News We Finally Have Our First GeForce GT 1010 GPU Benchmark

Ummm is it even worth it? I feel like most intergraded graphics in the past 5 years can do just as good of a job XD

Since there is nothing on Passmark, and going by the 95% slower, 3070 scores 21934. 5% of that is 1096. The HD 630, which came with the 7th Gen 5 years go, scores 1140 in passmark. If it is simply for things like 4th Gen intel and older i can see, but still. Why? lol
 
I figure just a replacement for the old GT710 and 730 cards, maybe. Anything that needs the extra outputs.
Exactly. When we buy Dell's for our office, if we need a VGA port, the desktop comes with some fanless AMD graphics card. Not sure of the exact model, but you certainly wouldn't attempt to game on it. This card is for OEM's that want to add ports to their office desktops.
 
Ummm is it even worth it? I feel like most intergraded graphics in the past 5 years can do just as good of a job XD
If you need extra video outputs or just need something to stuff in an IGP-less system as a placeholder or otherwise head-less system, the cheapest GPU possible that is still in-production and actively supported makes sense.
 
95% slower than an RTX 3070 means absolutely nothing. A few clicks into the benchmark and I could get a score for the GT 1030: around 10300 points on CUDA benchmark. So, the card is around 75% of a GT 1030. Not quite that bad, probably is slightly worse than the Ryzen 2200G GPU. Maybe it can do some light gaming at 720p.
 
So... It's slower than a RadeonHD 7770 (itself a bit slower than a GT 1030). And since pretty much all GT 730 variants have gone out of support, I guess Nvidia needed something even cheaper than the GT 1030 DDR that still had official support for OEMs that needed more than the 2 or 3 outputs you can find on most embedded graphics - or who have a surplus of either non-F Intel or -X Ryzen processors.
 
95% slower than an RTX 3070 means absolutely nothing. A few clicks into the benchmark and I could get a score for the GT 1030: around 10300 points on CUDA benchmark. So, the card is around 75% of a GT 1030. Not quite that bad, probably is slightly worse than the Ryzen 2200G GPU. Maybe it can do some light gaming at 720p.
What I did to guesstimate that is go to the GPU hierarchy chart.

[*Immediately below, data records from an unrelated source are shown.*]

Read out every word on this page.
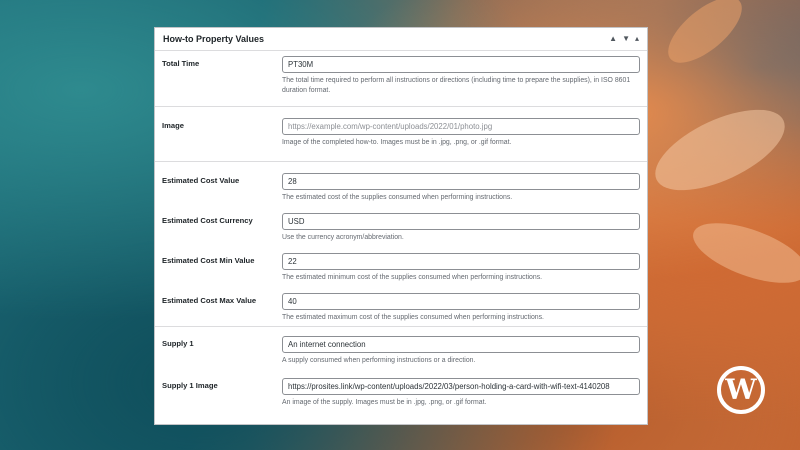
How-to Property Values	▲ ▼ ▴
Total Time	PT30M
The total time required to perform all instructions or directions (including time to prepare the supplies), in ISO 8601 duration format.
Image	https://example.com/wp-content/uploads/2022/01/photo.jpg
Image of the completed how-to. Images must be in .jpg, .png, or .gif format.
Estimated Cost Value	28
The estimated cost of the supplies consumed when performing instructions.
Estimated Cost Currency	USD
Use the currency acronym/abbreviation.
Estimated Cost Min Value	22
The estimated minimum cost of the supplies consumed when performing instructions.
Estimated Cost Max Value	40
The estimated maximum cost of the supplies consumed when performing instructions.
Supply 1	An internet connection
A supply consumed when performing instructions or a direction.
Supply 1 Image	https://prosites.link/wp-content/uploads/2022/03/person-holding-a-card-with-wifi-text-4140208
An image of the supply. Images must be in .jpg, .png, or .gif format.	W
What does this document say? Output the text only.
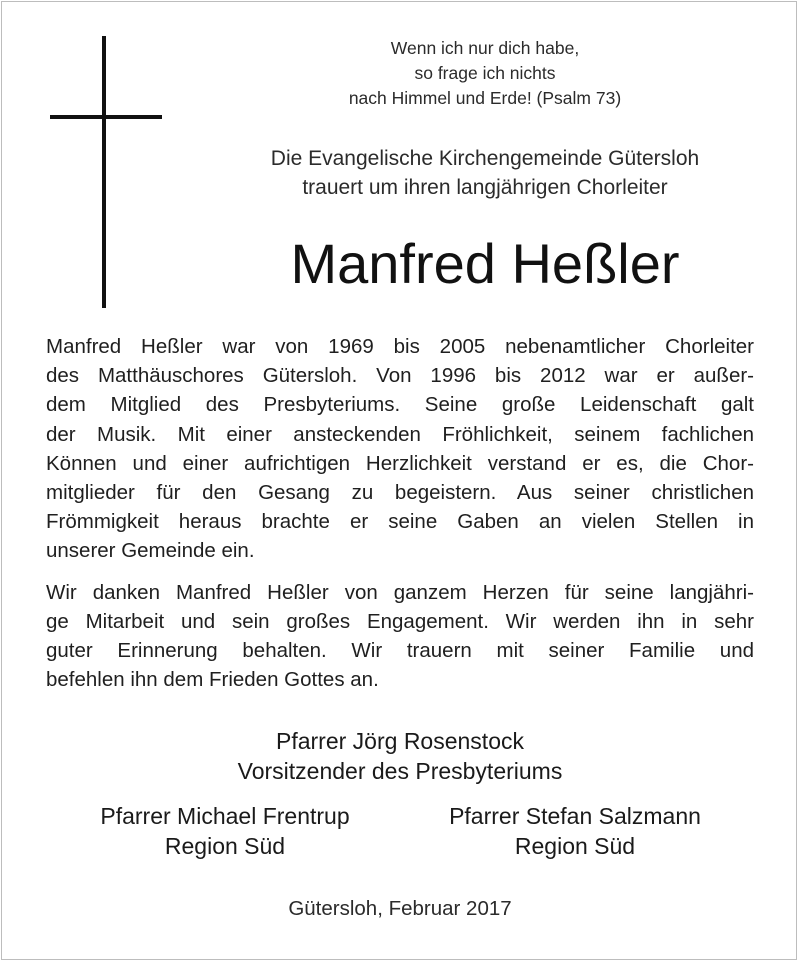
Wenn ich nur dich habe,
so frage ich nichts
nach Himmel und Erde! (Psalm 73)
Die Evangelische Kirchengemeinde Gütersloh
trauert um ihren langjährigen Chorleiter
Manfred Heßler

Manfred Heßler war von 1969 bis 2005 nebenamtlicher Chorleiter
des Matthäuschores Gütersloh. Von 1996 bis 2012 war er außer-
dem Mitglied des Presbyteriums. Seine große Leidenschaft galt
der Musik. Mit einer ansteckenden Fröhlichkeit, seinem fachlichen
Können und einer aufrichtigen Herzlichkeit verstand er es, die Chor-
mitglieder für den Gesang zu begeistern. Aus seiner christlichen
Frömmigkeit heraus brachte er seine Gaben an vielen Stellen in
unserer Gemeinde ein.

Wir danken Manfred Heßler von ganzem Herzen für seine langjähri-
ge Mitarbeit und sein großes Engagement. Wir werden ihn in sehr
guter Erinnerung behalten. Wir trauern mit seiner Familie und
befehlen ihn dem Frieden Gottes an.

Pfarrer Jörg Rosenstock
Vorsitzender des Presbyteriums
Pfarrer Michael Frentrup
Region Süd
Pfarrer Stefan Salzmann
Region Süd
Gütersloh, Februar 2017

The RTX 3070 is 76.3% on that chart. So, 5% of that is 3.815%. If that estimate is correct, that puts it above the Intel Iris Plus on the i7-1065G7, and below Intel Iris Xe DG1.

Vega 8 in on the R3 3200G does better.

Again, that's if we can use that 5% of the GTX 3070 as an exact measure. Obviously actual testing would be required. Though, I imagine that would hardly be a priority. Am I curious? Yes. But I also suggested testing the Vega 3 on the Athlon 2x0 APUs, so I'm hardly on the level of "sane" here. 😆
 
What I did to guesstimate that is go to the GPU hierarchy chart.

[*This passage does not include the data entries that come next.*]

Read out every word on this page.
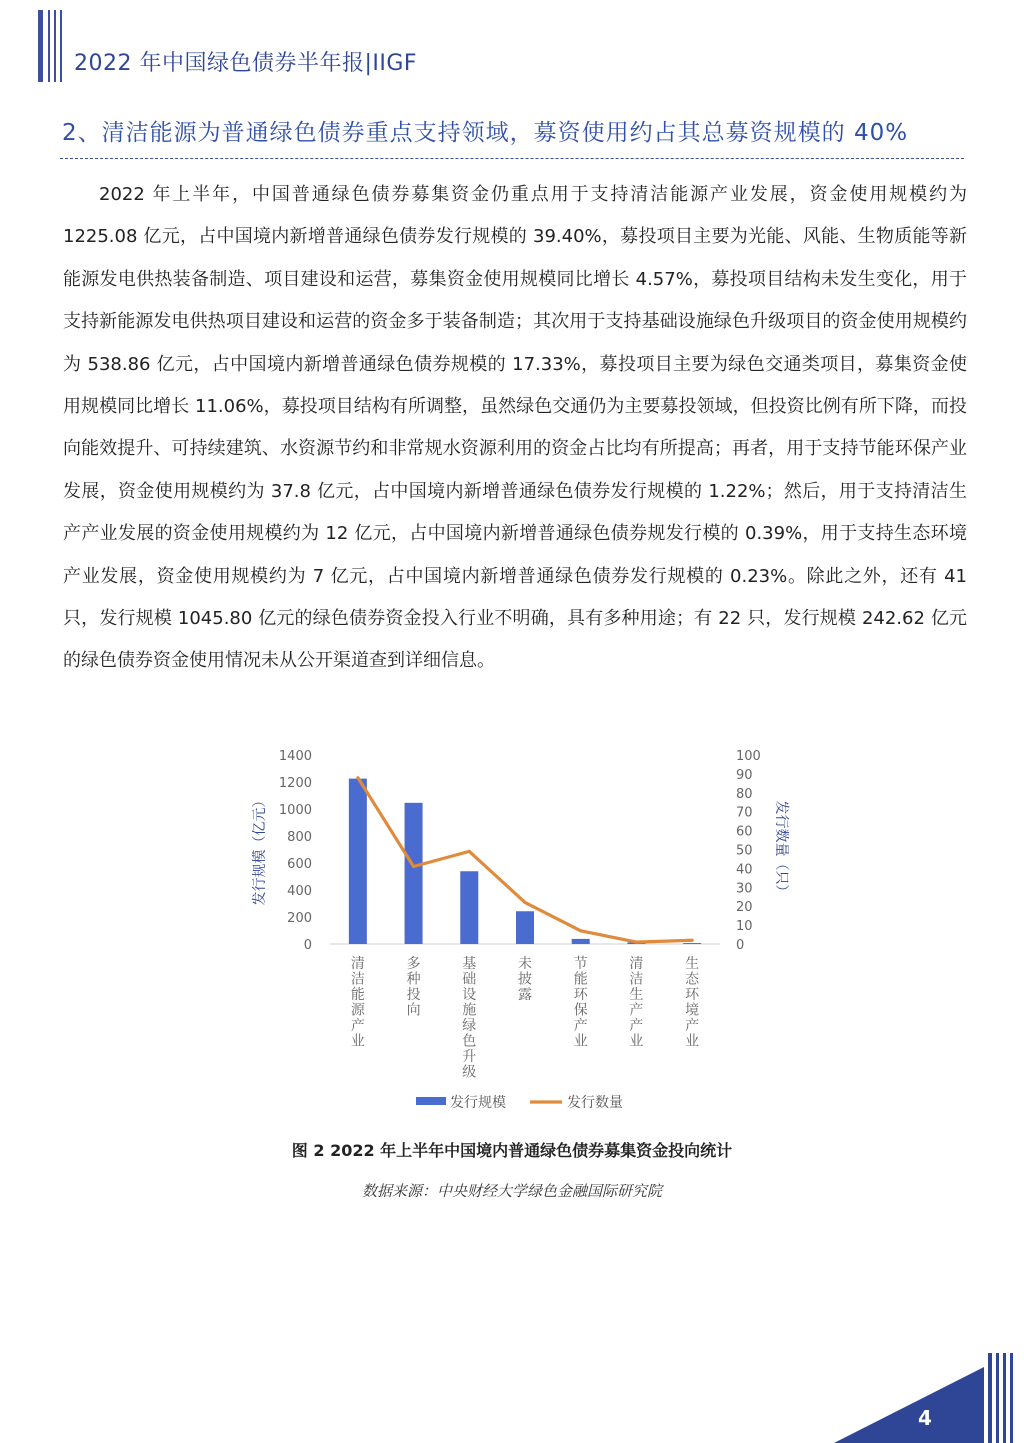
2022 年中国绿色债券半年报|IIGF
2、清洁能源为普通绿色债券重点支持领域，募资使用约占其总募资规模的 40%
2022 年上半年，中国普通绿色债券募集资金仍重点用于支持清洁能源产业发展，资金使用规模约为 1225.08 亿元，占中国境内新增普通绿色债券发行规模的 39.40%，募投项目主要为光能、风能、生物质能等新能源发电供热装备制造、项目建设和运营，募集资金使用规模同比增长 4.57%，募投项目结构未发生变化，用于支持新能源发电供热项目建设和运营的资金多于装备制造；其次用于支持基础设施绿色升级项目的资金使用规模约为 538.86 亿元，占中国境内新增普通绿色债券规模的 17.33%，募投项目主要为绿色交通类项目，募集资金使用规模同比增长 11.06%，募投项目结构有所调整，虽然绿色交通仍为主要募投领域，但投资比例有所下降，而投向能效提升、可持续建筑、水资源节约和非常规水资源利用的资金占比均有所提高；再者，用于支持节能环保产业发展，资金使用规模约为 37.8 亿元，占中国境内新增普通绿色债券发行规模的 1.22%；然后，用于支持清洁生产产业发展的资金使用规模约为 12 亿元，占中国境内新增普通绿色债券规发行模的 0.39%，用于支持生态环境产业发展，资金使用规模约为 7 亿元，占中国境内新增普通绿色债券发行规模的 0.23%。除此之外，还有 41 只，发行规模 1045.80 亿元的绿色债券资金投入行业不明确，具有多种用途；有 22 只，发行规模 242.62 亿元的绿色债券资金使用情况未从公开渠道查到详细信息。
0
200
400
600
800
1000
1200
1400
0
10
20
30
40
50
60
70
80
90
100
发行规模（亿元）	发行数量（只）
清洁能源产业
多种投向
基础设施绿色升级
未披露
节能环保产业
清洁生产产业
生态环境产业
发行规模	发行数量
图 2 2022 年上半年中国境内普通绿色债券募集资金投向统计
数据来源：中央财经大学绿色金融国际研究院
4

The RTX 3070 is 76.3% on that chart. So, 5% of that is 3.815%. If that estimate is correct, that puts it above the Intel Iris Plus on the i7-1065G7, and below Intel Iris Xe DG1.

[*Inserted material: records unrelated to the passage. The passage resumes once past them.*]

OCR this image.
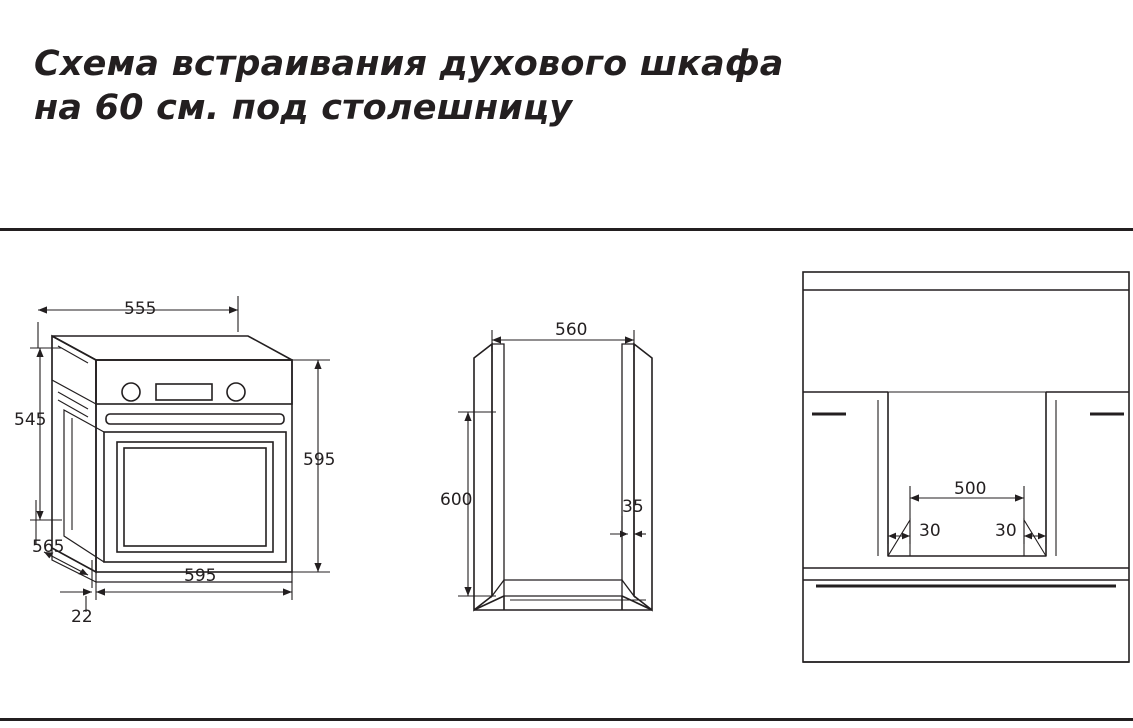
Схема встраивания духового шкафа
на 60 см. под столешницу
555
545
595
565
595
22
560
600	35
500
30	30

Vega 8 in on the R3 3200G does better.

Again, that's if we can use that 5% of the GTX 3070 as an exact measure. Obviously actual testing would be required. Though, I imagine that would hardly be a priority. Am I curious? Yes. But I also suggested testing the Vega 3 on the Athlon 2x0 APUs, so I'm hardly on the level of "sane" here. 😆
I just went to the source benchmark (Geekbench) and searched, on the CUDA tests, for the GT 1030. I think that 95% is too prone to error, because of the huge difference. But I agree, only some testing can give us correct results.